Devaneio na pandemia

André acomodou-se na poltrona, afivelou o cinto, abriu o livro, comprado na livraria do aeroporto, e correu a vista no sumário. Reparou na orelha que seu colega estava bem na foto. Escolheu um conto curto e tentou, pouco a pouco, mergulhar na fantasia, mas sem a menor concentração, um olho na página, outro no burburinho do corredor do avião. Viu pela janela a estupidez humana tentar arranhar nas nuvens a ilusão de morar perto do céu. André saiu desse quase devaneio por uma voz, mal escondida em rosto de óculos escuros: bom dia, senhor. A resposta veio insegura. Já vi essa criatura em algum lugar, murmurou sem som. Quis retornar à leitura, os olhos teimando em fixar-se no papel, fingindo-se preso à página. De novo a voz melosa interrompe.

– Romance?

Agora, sem os óculos, os cabelos ajeitados com as mãos, o leve sorriso nos lábios mais impressionava do que o olhar. Não, não… são contos, e logo lhe estendeu o livro. Ela segurou o Contos imorais… lê em voz alta, um fio de malícia a escorrer nos lábios em riso, muito mais do que os olhos, então, já postos nas palavras da orelha da brochura. André borbulhava por dentro, à vista daquela jovem sentada a seu lado, o avião ainda parado em São Paulo. Mas esse cara é muito feio, ela disse em tom de meiga desculpa que o flechou, já enfiado em ruminações… é ela, não há mais dúvida, é ela mesmo, Dulce! Alheia ao remoer do outro, aponta:

– Conhece o barbudinho?

– Sim, sim, claro, é meu amigo, Ronaldo Correia de Brito.

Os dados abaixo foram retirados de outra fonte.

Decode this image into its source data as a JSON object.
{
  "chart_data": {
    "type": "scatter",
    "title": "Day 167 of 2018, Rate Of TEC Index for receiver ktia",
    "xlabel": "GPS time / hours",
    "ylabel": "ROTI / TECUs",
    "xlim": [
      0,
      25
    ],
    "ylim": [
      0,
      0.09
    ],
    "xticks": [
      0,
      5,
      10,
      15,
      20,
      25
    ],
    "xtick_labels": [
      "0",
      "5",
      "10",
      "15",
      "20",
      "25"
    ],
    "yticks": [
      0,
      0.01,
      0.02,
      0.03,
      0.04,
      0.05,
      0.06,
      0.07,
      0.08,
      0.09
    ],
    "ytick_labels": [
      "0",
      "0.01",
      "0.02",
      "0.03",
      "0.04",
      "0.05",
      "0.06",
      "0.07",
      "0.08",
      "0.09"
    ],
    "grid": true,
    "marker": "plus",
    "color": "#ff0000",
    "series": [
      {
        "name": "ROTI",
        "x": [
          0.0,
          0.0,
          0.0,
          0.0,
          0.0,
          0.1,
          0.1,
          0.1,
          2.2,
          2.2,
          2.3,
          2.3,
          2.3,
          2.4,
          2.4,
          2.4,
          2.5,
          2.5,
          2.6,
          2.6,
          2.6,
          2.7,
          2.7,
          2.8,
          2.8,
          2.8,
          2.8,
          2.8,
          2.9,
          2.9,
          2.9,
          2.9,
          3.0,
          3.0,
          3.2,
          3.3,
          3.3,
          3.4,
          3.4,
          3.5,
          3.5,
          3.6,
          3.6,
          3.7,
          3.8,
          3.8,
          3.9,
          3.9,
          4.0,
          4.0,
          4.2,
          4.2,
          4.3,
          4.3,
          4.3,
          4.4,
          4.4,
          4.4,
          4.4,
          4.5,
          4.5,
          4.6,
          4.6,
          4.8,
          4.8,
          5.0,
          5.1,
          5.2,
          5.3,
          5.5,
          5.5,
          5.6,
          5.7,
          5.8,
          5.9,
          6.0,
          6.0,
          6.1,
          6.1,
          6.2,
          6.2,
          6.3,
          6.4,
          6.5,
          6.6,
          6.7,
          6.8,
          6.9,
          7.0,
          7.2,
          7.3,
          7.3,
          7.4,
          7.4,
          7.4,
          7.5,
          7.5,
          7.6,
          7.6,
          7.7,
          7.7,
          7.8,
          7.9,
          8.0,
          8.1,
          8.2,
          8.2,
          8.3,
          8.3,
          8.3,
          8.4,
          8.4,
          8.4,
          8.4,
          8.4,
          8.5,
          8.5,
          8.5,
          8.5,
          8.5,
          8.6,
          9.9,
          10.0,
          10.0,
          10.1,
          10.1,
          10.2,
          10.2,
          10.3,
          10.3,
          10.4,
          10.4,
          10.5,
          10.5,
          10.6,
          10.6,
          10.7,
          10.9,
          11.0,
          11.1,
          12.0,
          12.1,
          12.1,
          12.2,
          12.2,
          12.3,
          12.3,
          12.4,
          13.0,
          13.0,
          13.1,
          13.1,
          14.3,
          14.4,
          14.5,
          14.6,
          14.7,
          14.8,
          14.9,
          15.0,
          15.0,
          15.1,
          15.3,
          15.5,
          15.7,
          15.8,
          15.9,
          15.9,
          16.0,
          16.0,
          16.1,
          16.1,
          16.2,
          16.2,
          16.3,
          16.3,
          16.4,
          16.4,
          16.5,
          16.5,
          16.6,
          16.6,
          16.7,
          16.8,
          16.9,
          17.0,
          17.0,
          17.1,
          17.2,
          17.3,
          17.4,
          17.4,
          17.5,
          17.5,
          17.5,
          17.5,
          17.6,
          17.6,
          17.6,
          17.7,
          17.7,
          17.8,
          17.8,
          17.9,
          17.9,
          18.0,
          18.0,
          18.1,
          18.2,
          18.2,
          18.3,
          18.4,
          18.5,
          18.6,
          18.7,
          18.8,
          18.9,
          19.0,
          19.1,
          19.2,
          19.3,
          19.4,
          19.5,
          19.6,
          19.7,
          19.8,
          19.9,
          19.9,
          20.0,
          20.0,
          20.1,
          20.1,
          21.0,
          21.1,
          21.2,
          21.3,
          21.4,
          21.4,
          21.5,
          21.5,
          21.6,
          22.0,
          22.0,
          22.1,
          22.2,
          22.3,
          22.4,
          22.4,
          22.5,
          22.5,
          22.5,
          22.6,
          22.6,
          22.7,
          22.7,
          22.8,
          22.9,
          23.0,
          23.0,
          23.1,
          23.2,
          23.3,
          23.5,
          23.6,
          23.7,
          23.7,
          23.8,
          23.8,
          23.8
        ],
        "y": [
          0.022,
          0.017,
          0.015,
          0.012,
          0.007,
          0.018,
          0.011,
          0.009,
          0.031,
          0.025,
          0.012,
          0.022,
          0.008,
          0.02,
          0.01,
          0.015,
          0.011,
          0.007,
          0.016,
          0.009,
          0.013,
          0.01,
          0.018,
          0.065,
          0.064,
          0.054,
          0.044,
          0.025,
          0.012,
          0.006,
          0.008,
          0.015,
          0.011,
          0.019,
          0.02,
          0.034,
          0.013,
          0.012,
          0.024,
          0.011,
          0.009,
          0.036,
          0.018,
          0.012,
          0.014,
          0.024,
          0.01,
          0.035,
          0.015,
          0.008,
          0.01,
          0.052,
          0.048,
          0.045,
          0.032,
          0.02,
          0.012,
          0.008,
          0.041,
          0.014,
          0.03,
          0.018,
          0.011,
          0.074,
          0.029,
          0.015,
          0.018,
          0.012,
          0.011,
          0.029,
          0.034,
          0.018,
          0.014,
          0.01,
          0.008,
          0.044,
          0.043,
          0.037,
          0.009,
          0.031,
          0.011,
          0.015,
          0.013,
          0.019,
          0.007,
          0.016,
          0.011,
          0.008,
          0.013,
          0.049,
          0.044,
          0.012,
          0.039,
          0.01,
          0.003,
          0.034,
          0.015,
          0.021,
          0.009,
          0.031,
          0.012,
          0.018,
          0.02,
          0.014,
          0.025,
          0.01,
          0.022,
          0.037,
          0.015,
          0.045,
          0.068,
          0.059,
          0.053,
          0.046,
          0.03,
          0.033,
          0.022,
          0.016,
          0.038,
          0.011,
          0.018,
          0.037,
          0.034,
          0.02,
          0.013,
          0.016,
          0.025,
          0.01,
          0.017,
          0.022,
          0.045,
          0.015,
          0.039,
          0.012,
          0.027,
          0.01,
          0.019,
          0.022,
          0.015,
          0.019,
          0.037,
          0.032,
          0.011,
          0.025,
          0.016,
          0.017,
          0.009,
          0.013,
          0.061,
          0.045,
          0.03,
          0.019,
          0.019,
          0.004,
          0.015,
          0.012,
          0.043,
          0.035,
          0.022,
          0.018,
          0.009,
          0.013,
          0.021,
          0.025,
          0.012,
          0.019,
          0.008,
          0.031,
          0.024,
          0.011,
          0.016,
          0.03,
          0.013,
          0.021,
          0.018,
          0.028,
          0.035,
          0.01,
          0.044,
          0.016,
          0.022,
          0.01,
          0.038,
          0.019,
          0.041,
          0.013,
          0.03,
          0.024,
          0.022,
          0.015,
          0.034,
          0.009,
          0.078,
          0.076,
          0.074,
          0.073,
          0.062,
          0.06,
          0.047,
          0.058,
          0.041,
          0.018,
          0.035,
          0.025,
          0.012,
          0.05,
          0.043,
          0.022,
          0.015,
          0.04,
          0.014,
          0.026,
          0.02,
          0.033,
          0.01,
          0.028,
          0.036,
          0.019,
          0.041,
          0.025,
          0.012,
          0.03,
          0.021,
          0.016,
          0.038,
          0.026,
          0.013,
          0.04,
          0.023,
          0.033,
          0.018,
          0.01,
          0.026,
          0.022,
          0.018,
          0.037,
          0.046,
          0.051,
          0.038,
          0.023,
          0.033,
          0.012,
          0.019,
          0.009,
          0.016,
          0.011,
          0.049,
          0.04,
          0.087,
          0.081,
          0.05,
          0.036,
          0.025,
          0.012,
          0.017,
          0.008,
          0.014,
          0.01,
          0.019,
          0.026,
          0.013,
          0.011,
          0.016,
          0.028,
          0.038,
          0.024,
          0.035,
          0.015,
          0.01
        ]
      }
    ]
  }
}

Dulce se desmancha. Nunca lera mais do que quatro ou cinco livros na escola, sabe, morava na favela, era um saco ficar lendo bobagens do tempo antigo, briguinhas, namoricos, putaria sem graça… o bacana escreve uma porrada de páginas pra no fim dar uma trepada… desculpa, tá, é meu jeito de falar, desculpa, mas afinal, encara André e chicoteia: ora, o senhor tá lendo um livro de safadezas…

O avião já está em voo de cruzeiro.

Dulce, que folheava a revista de bordo, de repente, mostra a foto, Getúlio Vargas com um charuto imoral, olha aqui o safado, já ouvi falar muito, mas quem é mesmo esse velho?

– Foi um gaúcho que surfou na onda da rebeldia de militares jovens, aliados a paisanos insatisfeitos com oligarquias dominantes. Juntos, derrubaram o governo e se instalaram no poder. Vargas gostou tanto que passou 15 anos mandando, os fardados ali, firmes ao lado dele.

– Taí amei o surfou… adoro ouvir essas histórias.

André não se fez de rogado.

Debulhou episódios marcantes da história do Brasil, cena dos bestializados espiando o carnaval, no dia da proclamação da República, lances da revolução de 1930, do Estado Novo, a queda de Getúlio, sua volta triunfal nos braços do povo. O trágico suicídio. “Mas esse povo de quem fui escravo, não mais será escravo de ninguém”…

Dulce arrepiou-se.

Anunciam a aproximação do aeroporto de Salvador.

– Não vou deixar você seguir pra Fortaleza, vamos descer aqui na Bahia, falou com a firmeza de senhora de engenho, ela que nascera no morro. André não teve escolha diante do argumento definitivo: eu ia pra Manaus, tá ligado, mas não posso deixar essa aula para depois, senão babau.

No táxi, indicou o destino com duas palavras.

Já em casa, ainda apalermado com tamanha e inusitada situação, André teve um alumbramento. Saindo do banho, de shortinho, cabelos soltos, ela ameigou-se mais ainda, sinta-se em casa, meu velhinho. Os lábios entreabertos escorrendo mais alegria do que os grandes olhos.